Every good gift and every perfect gift is from above, and cometh down from the Father of lights, with whom is no variableness, neither shadow of turning. James 1:17
On the fourth day of creation, God ‘made two great lights’. It was given to ‘the greater light to rule the day, and the lesser light to rule the night’ (Genesis 1:16). While day and night were already in place from the first day, the two major luminaries were to govern the divisions of light and darkness. To provide some light during the darker phases of the moon, God ‘made the stars also’. These heavenly lights have always been impeccably dependable. The orderly courses of the sun, moon, and stars have been tracked by man since time immemorial. As we may depend upon a grandfather clock to chime at midday, so the ancients knew when the sun or moon would enter an eclipse, even hundreds of years in advance.
As punctual as these heavenly lights are, their luminescence is not without deviation. The light of the sun, moon, and stars fails us when they pass beyond our horizon. The moon’s light varies greatly as it phases during a lunation. Seasonal changes shorten the length of our days, and dampen the energy which man and his harvests receive from the sun’s rays. Clouds cast shadows over our path, and even the blazing midday sun may depart from us in the mysterious event of a solar eclipse.
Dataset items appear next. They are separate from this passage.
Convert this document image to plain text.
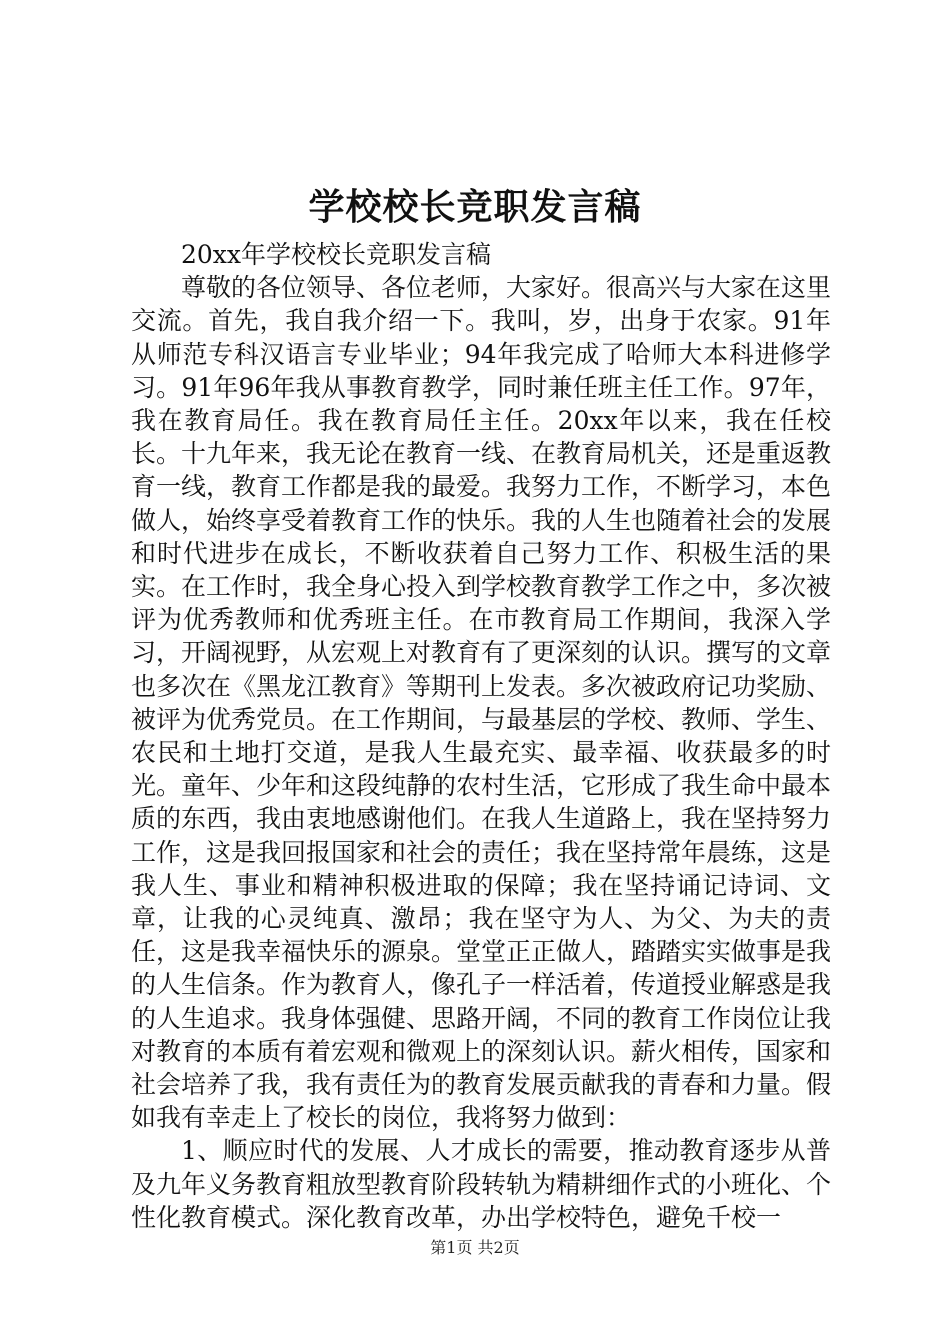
学校校长竞职发言稿

20xx年学校校长竞职发言稿

尊敬的各位领导、各位老师，大家好。很高兴与大家在这里交流。首先，我自我介绍一下。我叫，岁，出身于农家。91年从师范专科汉语言专业毕业；94年我完成了哈师大本科进修学习。91年96年我从事教育教学，同时兼任班主任工作。97年，我在教育局任。我在教育局任主任。20xx年以来，我在任校长。十九年来，我无论在教育一线、在教育局机关，还是重返教育一线，教育工作都是我的最爱。我努力工作，不断学习，本色做人，始终享受着教育工作的快乐。我的人生也随着社会的发展和时代进步在成长，不断收获着自己努力工作、积极生活的果实。在工作时，我全身心投入到学校教育教学工作之中，多次被评为优秀教师和优秀班主任。在市教育局工作期间，我深入学习，开阔视野，从宏观上对教育有了更深刻的认识。撰写的文章也多次在《黑龙江教育》等期刊上发表。多次被政府记功奖励、被评为优秀党员。在工作期间，与最基层的学校、教师、学生、农民和土地打交道，是我人生最充实、最幸福、收获最多的时光。童年、少年和这段纯静的农村生活，它形成了我生命中最本质的东西，我由衷地感谢他们。在我人生道路上，我在坚持努力工作，这是我回报国家和社会的责任；我在坚持常年晨练，这是我人生、事业和精神积极进取的保障；我在坚持诵记诗词、文章，让我的心灵纯真、激昂；我在坚守为人、为父、为夫的责任，这是我幸福快乐的源泉。堂堂正正做人，踏踏实实做事是我的人生信条。作为教育人，像孔子一样活着，传道授业解惑是我的人生追求。我身体强健、思路开阔，不同的教育工作岗位让我对教育的本质有着宏观和微观上的深刻认识。薪火相传，国家和社会培养了我，我有责任为的教育发展贡献我的青春和力量。假如我有幸走上了校长的岗位，我将努力做到：

1、顺应时代的发展、人才成长的需要，推动教育逐步从普及九年义务教育粗放型教育阶段转轨为精耕细作式的小班化、个性化教育模式。深化教育改革，办出学校特色，避免千校一

第1页 共2页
While the light and warmth of these lights in the heavens fluctuate in brilliance, and even leave man in darkness, there ‘is no variableness, neither shadow of turning’ with the Father of lights. His warmth towards us does not grow cold with the seasons. ‘Jesus Christ [is] the same yesterday, and to day, and for ever’ (Hebrews 13:8). When we believe this, any shadows cast over our path will lift like the morning fog.
The natural man, however, looks to nature as his portion, and the source of his strength. Like the heathen of old who ‘beheld the sun when it shined, or the moon walking in brightness’ and worshipped the lights in the heavens, modern man also worships nature in less overt forms (Job 31:26). As the Egyptians were plagued for their disobedience, the day approaches when ‘the stars of heaven and the constellations thereof shall not give their light: the sun shall be darkened in his going forth, and the moon shall not cause her light to shine’ (Isaiah 13:10).
When God flips the switch on the light He has created and controls, hope will abandon those who have put their trust in the host of heaven. In that hour of thick darkness, only those who have learned from His word that ‘God is light, and in him is no darkness at all’ will be able to endure (1 John 1:5). In all their experience with God, they have seen that there is no variableness in His love, and no external circumstance will convince them otherwise.